Metode yang dapat digunakan untuk melakukan penilaian kinerja adalah

dengan menggunakan pendekatan yang berorientasi masa lalu dan masa depan

(Mathis dan Jackson, 2006, p392-399).

1. Metode penilaian kinerja berorientasi masa lalu

Metode penilaian kinerja yang berorientasi masa lalu (past oriented

evaluation methods) dilakukan berdasarkan masa lalu. Dengan

mengevaluasi prestasi kinerja di masa lalu, karyawan dapat memperoleh

umpan balik dari upaya-upaya mereka. Umpan balik ini selanjutnya bisa

mengarah kepada perbaikan-perbaikan prestasi. Teknik-teknik penilaian

ini adalah sebagai berikut:

a. Skala peringkat (rating scale)

Penilaian prestasi di mana para penilai diharuskan melakukan suatu

penilaian yang berhubungan dengan hasil kerja karyawan dalam skala-

skala tertentu, mulai dari yang paling rendah sampai dengan yang

paling tinggi.

b. Daftar pertanyaan

Metode ini menggunakan formulir isian yang menjelaskan beraneka

macam tingkat perilaku bagi suatu pekerjaan tertentu. Penilai hanya

perlu memilih pernyataan yang menggambarkan karakteristik dan hasil

kerja karyawan.

14

c. Metode dengan pilihan terarah

Salah satu sasaran dasar pendekatan pilihan ini adalah untuk

mengurangi dan menyingkirkan kemungkinan berat sebelah penilaian

dengan memaksakan suatu pilihan antara pernyataan-pernyataan

deskriptif yang kelihatannya memiliki nilai yang sama.

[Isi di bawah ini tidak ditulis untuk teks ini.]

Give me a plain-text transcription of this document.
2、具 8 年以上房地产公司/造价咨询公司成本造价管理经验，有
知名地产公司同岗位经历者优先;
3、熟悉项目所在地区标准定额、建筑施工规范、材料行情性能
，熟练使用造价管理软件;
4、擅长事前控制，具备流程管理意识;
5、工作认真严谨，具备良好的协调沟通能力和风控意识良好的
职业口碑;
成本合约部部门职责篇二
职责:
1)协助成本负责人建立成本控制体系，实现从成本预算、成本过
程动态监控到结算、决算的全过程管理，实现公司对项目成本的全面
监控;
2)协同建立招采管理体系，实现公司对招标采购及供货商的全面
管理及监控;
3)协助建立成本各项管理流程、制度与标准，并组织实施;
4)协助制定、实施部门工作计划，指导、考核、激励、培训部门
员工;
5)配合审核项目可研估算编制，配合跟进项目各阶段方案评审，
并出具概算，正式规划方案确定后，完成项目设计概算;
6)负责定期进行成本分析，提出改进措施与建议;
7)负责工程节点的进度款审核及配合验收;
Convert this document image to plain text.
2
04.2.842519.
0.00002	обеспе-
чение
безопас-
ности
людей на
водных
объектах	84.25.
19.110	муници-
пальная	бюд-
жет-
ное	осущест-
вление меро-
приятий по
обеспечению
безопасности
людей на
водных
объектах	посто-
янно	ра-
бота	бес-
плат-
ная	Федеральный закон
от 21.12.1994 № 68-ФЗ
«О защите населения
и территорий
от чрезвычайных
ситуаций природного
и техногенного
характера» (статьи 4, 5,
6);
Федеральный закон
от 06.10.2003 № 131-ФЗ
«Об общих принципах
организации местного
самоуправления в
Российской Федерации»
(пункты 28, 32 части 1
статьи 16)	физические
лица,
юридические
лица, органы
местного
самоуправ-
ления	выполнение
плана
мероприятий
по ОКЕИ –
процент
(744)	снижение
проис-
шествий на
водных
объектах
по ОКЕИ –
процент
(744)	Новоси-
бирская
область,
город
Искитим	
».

d. Metode peristiwa kritis

Metode ini merupakan pemilihan yang mendasarkan pada catatan yang

dibuat penilai atas perilaku karyawan yang sangat kritis, seperti sangat

baik atau sangat jelek di dalam melaksanakan pekerjaan.

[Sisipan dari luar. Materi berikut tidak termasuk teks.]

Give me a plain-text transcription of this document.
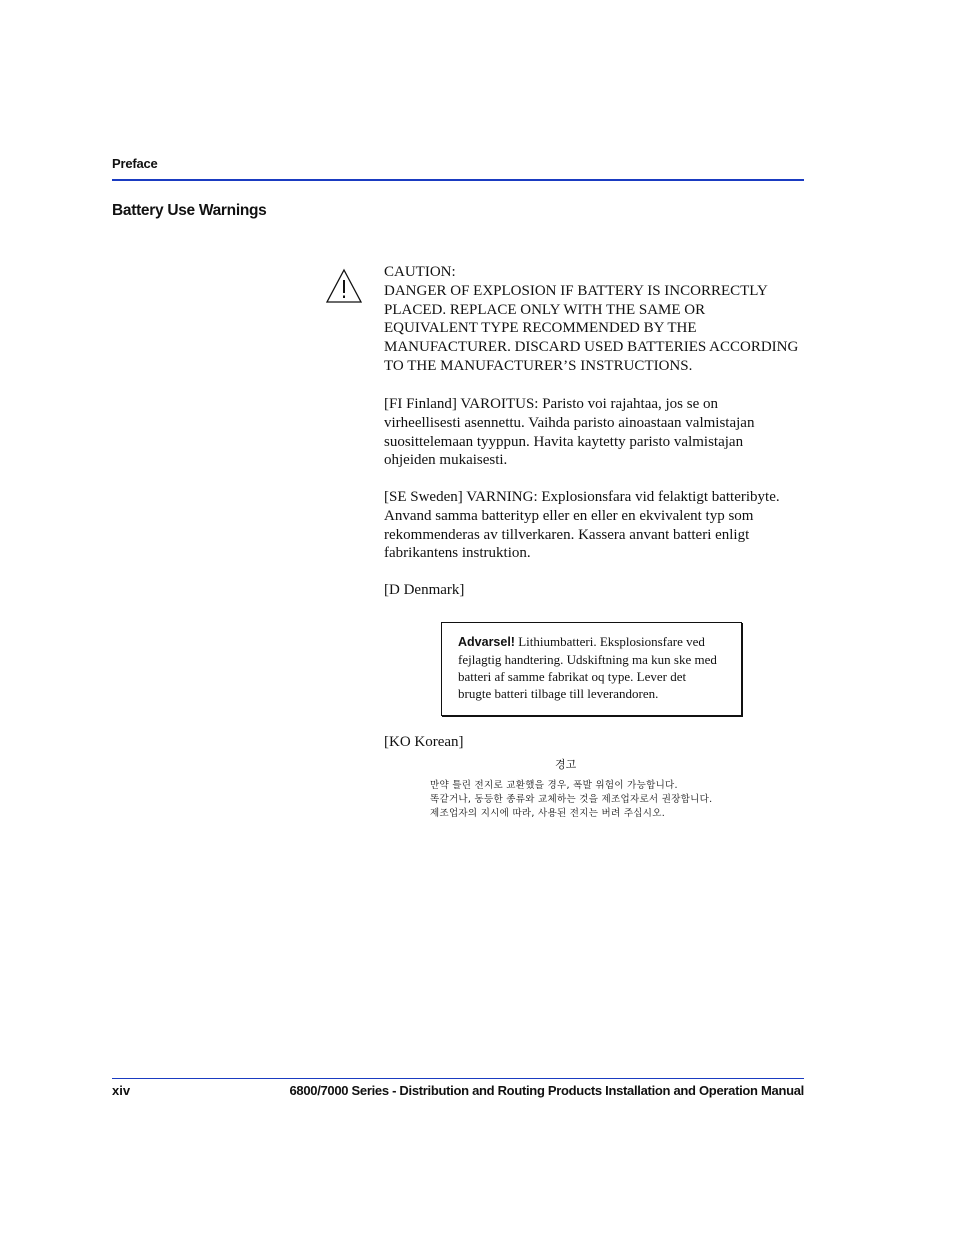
Preface
Battery Use Warnings
CAUTION:
DANGER OF EXPLOSION IF BATTERY IS INCORRECTLY
PLACED. REPLACE ONLY WITH THE SAME OR
EQUIVALENT TYPE RECOMMENDED BY THE
MANUFACTURER. DISCARD USED BATTERIES ACCORDING
TO THE MANUFACTURER’S INSTRUCTIONS.
[FI Finland] VAROITUS: Paristo voi rajahtaa, jos se on
virheellisesti asennettu. Vaihda paristo ainoastaan valmistajan
suosittelemaan tyyppun. Havita kaytetty paristo valmistajan
ohjeiden mukaisesti.
[SE Sweden] VARNING: Explosionsfara vid felaktigt batteribyte.
Anvand samma batterityp eller en eller en ekvivalent typ som
rekommenderas av tillverkaren. Kassera anvant batteri enligt
fabrikantens instruktion.
[D Denmark]
Advarsel! Lithiumbatteri. Eksplosionsfare ved
fejlagtig handtering. Udskiftning ma kun ske med
batteri af samme fabrikat oq type. Lever det
brugte batteri tilbage till leverandoren.
[KO Korean]
경고
만약 틀린 전지로 교환했을 경우, 폭발 위험이 가능합니다.
똑같거나, 동등한 종류와 교체하는 것을 제조업자로서 권장합니다.
제조업자의 지시에 따라, 사용된 전지는 버려 주십시오.
xiv	6800/7000 Series - Distribution and Routing Products Installation and Operation Manual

e. Metode catatan prestasi

Metode ini berkaitan erat dengan metode peristiwa kritis, yaitu catatan

penyempurnaan, yang banyak digunakan oleh professional.

f. Skala peringkat dikaitkan dengan tingkah laku

Metode ini merupakan suatu cara penilaian prestasi kerja karyawan

untuk kurun waktu tertentu di masa lalu dengan mengaitkan skala

peringkat prestasi kerja dengan perilaku tertentu.

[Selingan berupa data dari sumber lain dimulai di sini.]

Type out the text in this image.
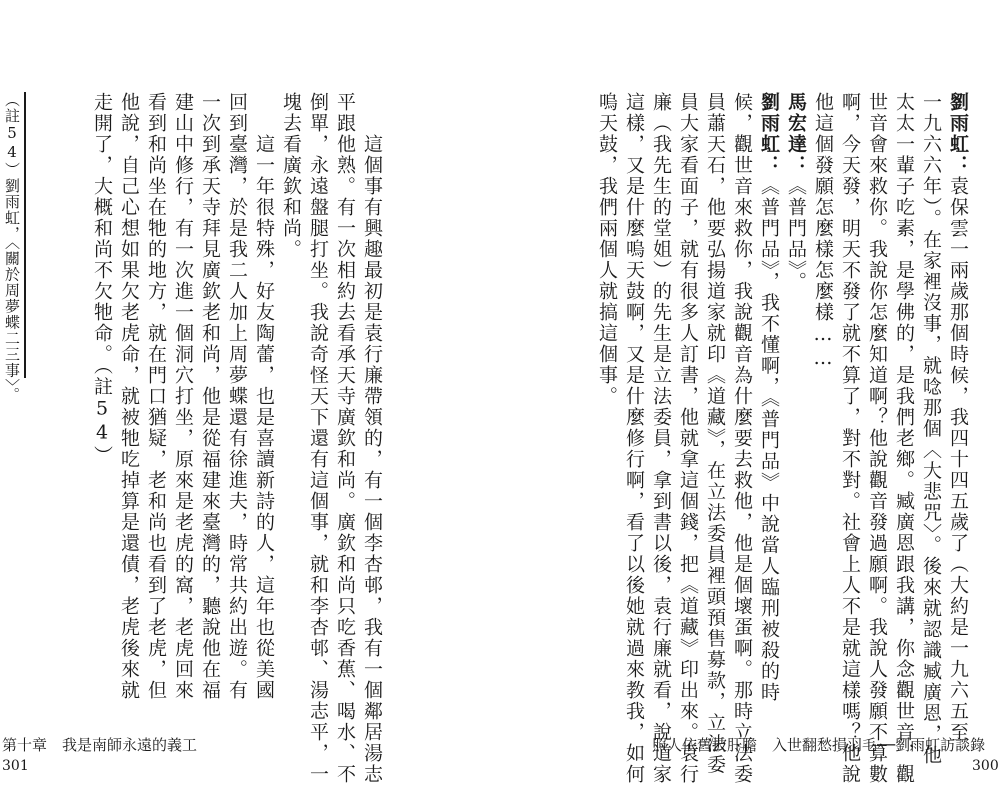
劉雨虹：袁保雲一兩歲那個時候，我四十四五歲了（大約是一九六五至
一九六六年）。在家裡沒事，就唸那個〈大悲咒〉。後來就認識臧廣恩，他
太太一輩子吃素，是學佛的，是我們老鄉。臧廣恩跟我講，你念觀世音，觀
世音會來救你。我說你怎麼知道啊？他說觀音發過願啊。我說人發願不算數
啊，今天發，明天不發了就不算了，對不對。社會上人不是就這樣嗎？他說
他這個發願怎麼樣怎麼樣……
馬宏達：《普門品》。
劉雨虹：《普門品》，我不懂啊，《普門品》中說當人臨刑被殺的時
候，觀世音來救你，我說觀音為什麼要去救他，他是個壞蛋啊。那時立法委
員蕭天石，他要弘揚道家就印《道藏》，在立法委員裡頭預售募款，立法委
員大家看面子，就有很多人訂書，他就拿這個錢，把《道藏》印出來。袁行
廉（我先生的堂姐）的先生是立法委員，拿到書以後，袁行廉就看，說道家
這樣，又是什麼嗚天鼓啊，又是什麼修行啊，看了以後她就過來教我，如何
嗚天鼓，我們兩個人就搞這個事。
照人依舊披肝膽　入世翻愁損羽毛──劉雨虹訪談錄
300
　　這個事有興趣最初是袁行廉帶領的，有一個李杏邨，我有一個鄰居湯志
平跟他熟。有一次相約去看承天寺廣欽和尚。廣欽和尚只吃香蕉、喝水、不
倒單，永遠盤腿打坐。我說奇怪天下還有這個事，就和李杏邨、湯志平，一
塊去看廣欽和尚。
　　這一年很特殊，好友陶蕾，也是喜讀新詩的人，這年也從美國
回到臺灣，於是我二人加上周夢蝶還有徐進夫，時常共約出遊。有
一次到承天寺拜見廣欽老和尚，他是從福建來臺灣的，聽說他在福
建山中修行，有一次進一個洞穴打坐，原來是老虎的窩，老虎回來
看到和尚坐在牠的地方，就在門口猶疑，老和尚也看到了老虎，但
他說，自己心想如果欠老虎命，就被牠吃掉算是還債，老虎後來就
走開了，大概和尚不欠牠命。（註54）
（註54）劉雨虹，〈關於周夢蝶二三事〉。
第十章　我是南師永遠的義工
301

g. Metode peninjauan lapangan

Penilai turun ke lapangan bersama-sama dengan ahli dari SDM.

Spesialis SDM mendapat informasi dari atasan langsung perihal

prestasi karyawannya, lalu mengevaluasi berdasarkan informasi

tersebut.

15

h. Tes dan observasi prestasi kerja

Berdasarkan pertimbangan dan keterbatasan, penilaian prestasi dapat

didasarkan pada tes pengetahuan dan keterampilan, berupa tertulis dan

peragaan, syaratnya tes harus valid dan reliabel.

2. Metode penilaian kinerja berorientasi masa depan

Metode penilaian kinerja berorientasi masa depan berfokus pada kinerja

masa mendatang dengan mengevaluasi potensi karyawan atau menetapkan

sasaran kinerja di masa mendatang secara bersama-sama antara pimpinan

dengan karyawan. Metode penilaian kinerja berorientasi masa depan

mencakup:

a. Penilaian diri sendiri (self appraisal)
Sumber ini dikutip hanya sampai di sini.